At the end of last term, Clare and I were confronted by all of these questions and more. We had already decided to base our literacy unit on The Lorax (one: the movie is fabulous, two: our Matrix unit is about sustainability) and our text type was to be narrative writing. I find that often in collaborate planning, we start with the activities and get carried away by these; inevitably losing focus and a clear vision for the end product. Thankfully, I work with Clare who helped to keep the focus on the main goals!
- These were our main aims for the term:
- Students would know without a shadow of a doubt the structure of a narrative
- Students would be able to publish a narrative that had the following elements;
- Excellent plot, flow and pacing all the way through
- Captivating character development
- An orientation and setting that drew the reader into the story
- The inclusion of literary features, such as; alliteration, metaphor and onomatopoeia.

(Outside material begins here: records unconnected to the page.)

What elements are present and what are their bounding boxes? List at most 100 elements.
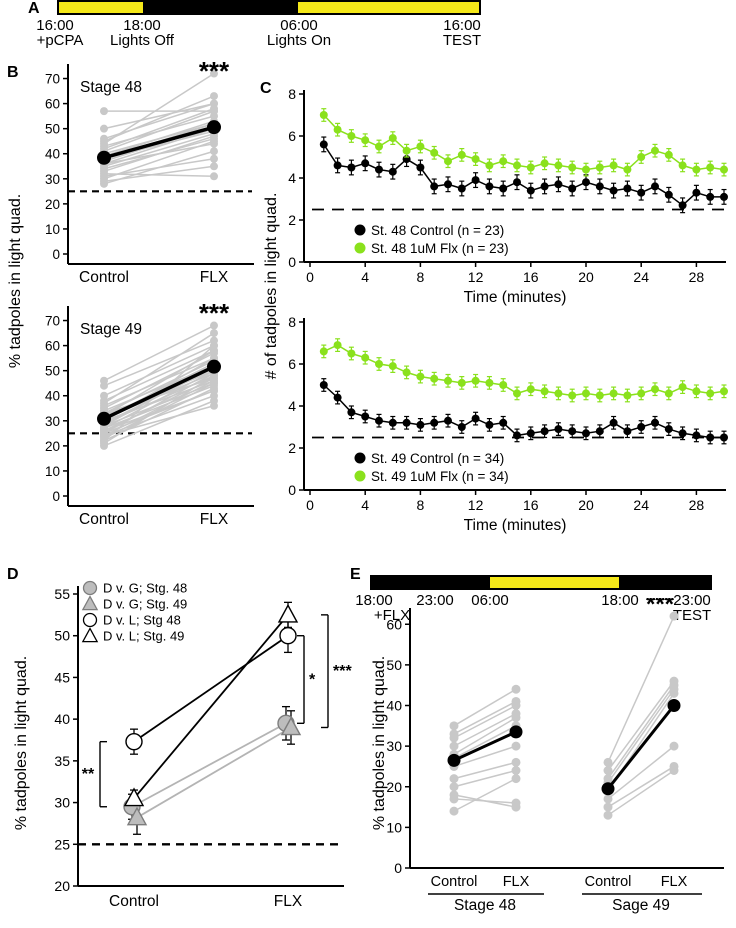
svg-text:0: 0: [52, 489, 60, 504]
panel-d-label: D: [7, 566, 19, 583]
svg-text:***: ***: [333, 663, 352, 680]
svg-text:8: 8: [288, 86, 296, 102]
svg-text:20: 20: [578, 497, 594, 513]
svg-text:20: 20: [386, 779, 402, 795]
svg-text:40: 40: [54, 711, 70, 727]
timeline-time: 18:00: [601, 592, 639, 609]
svg-text:St. 48 1uM Flx (n = 23): St. 48 1uM Flx (n = 23): [371, 241, 509, 256]
panel-a-timeline: 16:00 18:00 06:00 16:00 +pCPA Lights Off Light…: [36, 0, 482, 50]
light-cycle-segment: [372, 577, 491, 588]
svg-text:St. 48 Control (n = 23): St. 48 Control (n = 23): [371, 223, 504, 238]
timeline-event-label: TEST: [442, 32, 482, 49]
chart-b-stage48: 0 10 20 30 40 50 60 70 Stage 48 *** Control FLX: [45, 56, 254, 286]
light-cycle-segment: [298, 2, 479, 13]
svg-text:60: 60: [45, 339, 60, 354]
svg-text:Stage 48: Stage 48: [454, 897, 516, 914]
svg-text:16: 16: [523, 497, 539, 513]
svg-text:0: 0: [52, 247, 60, 262]
svg-text:4: 4: [288, 398, 296, 414]
svg-text:50: 50: [45, 122, 60, 137]
svg-text:70: 70: [45, 314, 60, 329]
svg-text:40: 40: [45, 389, 60, 404]
light-cycle-segment: [143, 2, 299, 13]
timeline-event-label: TEST: [672, 607, 712, 624]
svg-text:D v. G; Stg. 48: D v. G; Stg. 48: [103, 581, 187, 596]
svg-text:St. 49 1uM Flx (n = 34): St. 49 1uM Flx (n = 34): [371, 469, 509, 484]
timeline-event-label: Lights On: [266, 32, 332, 49]
svg-text:50: 50: [54, 628, 70, 644]
svg-text:FLX: FLX: [200, 269, 229, 286]
svg-text:24: 24: [633, 497, 649, 513]
timeline-time: 16:00: [36, 17, 74, 34]
svg-text:25: 25: [54, 836, 70, 852]
svg-text:St. 49 Control (n = 34): St. 49 Control (n = 34): [371, 451, 504, 466]
svg-text:0: 0: [288, 482, 296, 498]
svg-text:20: 20: [45, 439, 60, 454]
svg-text:D v. L; Stg 48: D v. L; Stg 48: [103, 613, 181, 628]
chart-d: 20 25 30 35 40 45 50 55 D v. G; Stg. 48D v. G; S…: [54, 581, 352, 911]
svg-text:6: 6: [288, 356, 296, 372]
panel-b-label: B: [7, 64, 19, 81]
svg-text:20: 20: [54, 878, 70, 894]
svg-text:Control: Control: [585, 874, 632, 890]
svg-text:12: 12: [468, 269, 484, 285]
svg-text:70: 70: [45, 72, 60, 87]
timeline-time: 18:00: [355, 592, 393, 609]
svg-text:10: 10: [45, 222, 60, 237]
svg-text:10: 10: [386, 819, 402, 835]
timeline-time: 06:00: [471, 592, 509, 609]
chart-b-stage49: 0 10 20 30 40 50 60 70 Stage 49 *** Control FLX: [45, 298, 254, 528]
timeline-time: 18:00: [123, 17, 161, 34]
svg-text:*: *: [309, 672, 316, 689]
light-cycle-segment: [490, 577, 619, 588]
svg-text:Control: Control: [431, 874, 478, 890]
svg-text:2: 2: [288, 212, 296, 228]
svg-text:***: ***: [646, 598, 675, 618]
svg-text:30: 30: [54, 795, 70, 811]
svg-text:D v. L; Stg. 49: D v. L; Stg. 49: [103, 629, 184, 644]
svg-text:FLX: FLX: [274, 893, 303, 910]
light-cycle-segment: [618, 577, 710, 588]
timeline-time: 06:00: [280, 17, 318, 34]
svg-text:24: 24: [633, 269, 649, 285]
svg-text:12: 12: [468, 497, 484, 513]
svg-text:D v. G; Stg. 49: D v. G; Stg. 49: [103, 597, 187, 612]
svg-text:0: 0: [288, 254, 296, 270]
timeline-time: 23:00: [673, 592, 711, 609]
svg-text:60: 60: [45, 97, 60, 112]
svg-text:Time (minutes): Time (minutes): [464, 517, 567, 534]
svg-text:4: 4: [361, 497, 369, 513]
light-cycle-segment: [59, 2, 143, 13]
svg-text:FLX: FLX: [200, 511, 229, 528]
svg-text:20: 20: [578, 269, 594, 285]
timeline-time: 16:00: [443, 17, 481, 34]
svg-text:2: 2: [288, 440, 296, 456]
panel-b-y-axis-label: % tadpoles in light quad.: [7, 193, 24, 369]
svg-text:40: 40: [386, 698, 402, 714]
chart-e: 0 10 20 30 40 50 60 Control FLX Stage 48 Control FL…: [386, 598, 724, 914]
svg-text:16: 16: [523, 269, 539, 285]
svg-text:30: 30: [45, 172, 60, 187]
svg-text:45: 45: [54, 669, 70, 685]
svg-text:55: 55: [54, 586, 70, 602]
svg-text:***: ***: [199, 298, 230, 328]
svg-text:FLX: FLX: [661, 874, 688, 890]
svg-text:28: 28: [689, 497, 705, 513]
timeline-event-label: +FLX: [373, 607, 411, 624]
svg-text:**: **: [82, 766, 95, 783]
panel-c-label: C: [260, 80, 272, 97]
svg-text:60: 60: [386, 616, 402, 632]
svg-text:4: 4: [288, 170, 296, 186]
timeline-event-label: +pCPA: [36, 32, 84, 49]
svg-text:28: 28: [689, 269, 705, 285]
panel-e-timeline: 18:00 23:00 06:00 18:00 23:00 +FLX TEST: [355, 575, 712, 625]
svg-text:Sage 49: Sage 49: [612, 897, 670, 914]
svg-text:8: 8: [417, 269, 425, 285]
timeline-event-label: Lights Off: [110, 32, 174, 49]
svg-text:Time (minutes): Time (minutes): [464, 289, 567, 306]
panel-e-label: E: [350, 566, 361, 583]
svg-text:50: 50: [45, 364, 60, 379]
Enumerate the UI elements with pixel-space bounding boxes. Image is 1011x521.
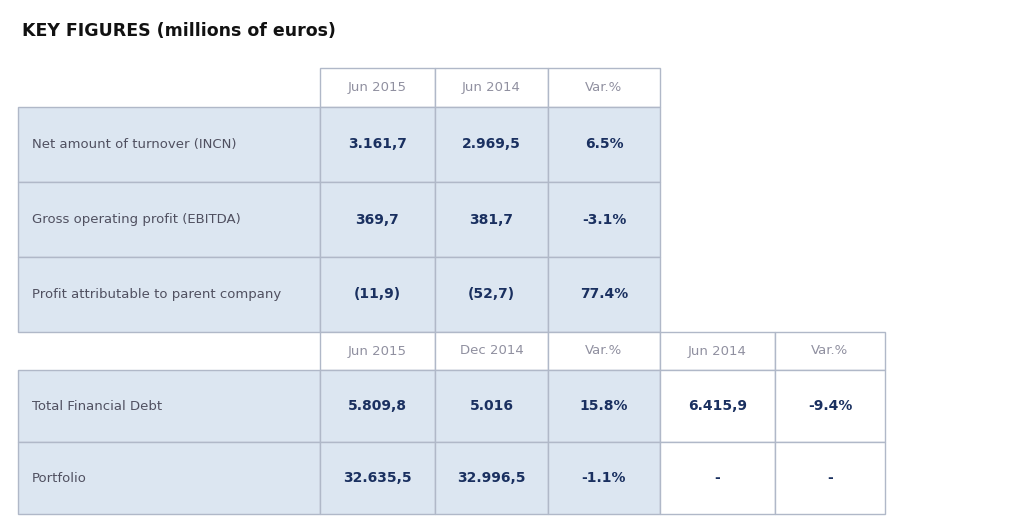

- A satisfying resolution to the story
Clare and I wanted our students to be exposed to many excellent examples of narratives that included the above features. We wanted them to be involved in their narratives and desperate to share their plots. But here was the clincher – we only really had 5 weeks to work with. Hmmm…
By way similar, I imagine, to the immaculate conception, Clare and I came up with the following idea: to have a literacy immersion day in which students would participate in team-building challenges and then write about it. I know what you’re thinking – ‘Way to ruin a good PDHPE activity!’ – right? But wait, there’s more… Each group would be provided with a scenario (written like the start of a thrilling adventure narrative) upon reaching each challenge. Students would have 15 minutes to complete the challenge, incorporating the character names and acting out the scene. They then had 15 minutes to write, in narrative form, the rest of the complication and resolution according to what happened. From here, students would rotate to the next challenge.
Here’s an example of a scenario with the students’ resolution at the end…
Naturally, we stopped every couple of rounds and gave reminders about the semantics and syntactics (and appropriate communication in teams). The best part was that it didn’t at all matter if students completed the challenge or not. The real sense of completion was in writing the outcome of the challenge in the narrative.
Other incidental positives came out from the day. Not only did the students produce some wonderful narratives and learn to work more effectively in teams; but because they were completing the challenges incognito as characters from the scenario, they didn’t experience a huge disappointment if they didn’t complete the challenge.
Although, it was quite intense to organise, the day was a huge success and we are now on our way to achieving the aims we set out for the term. Hurrah!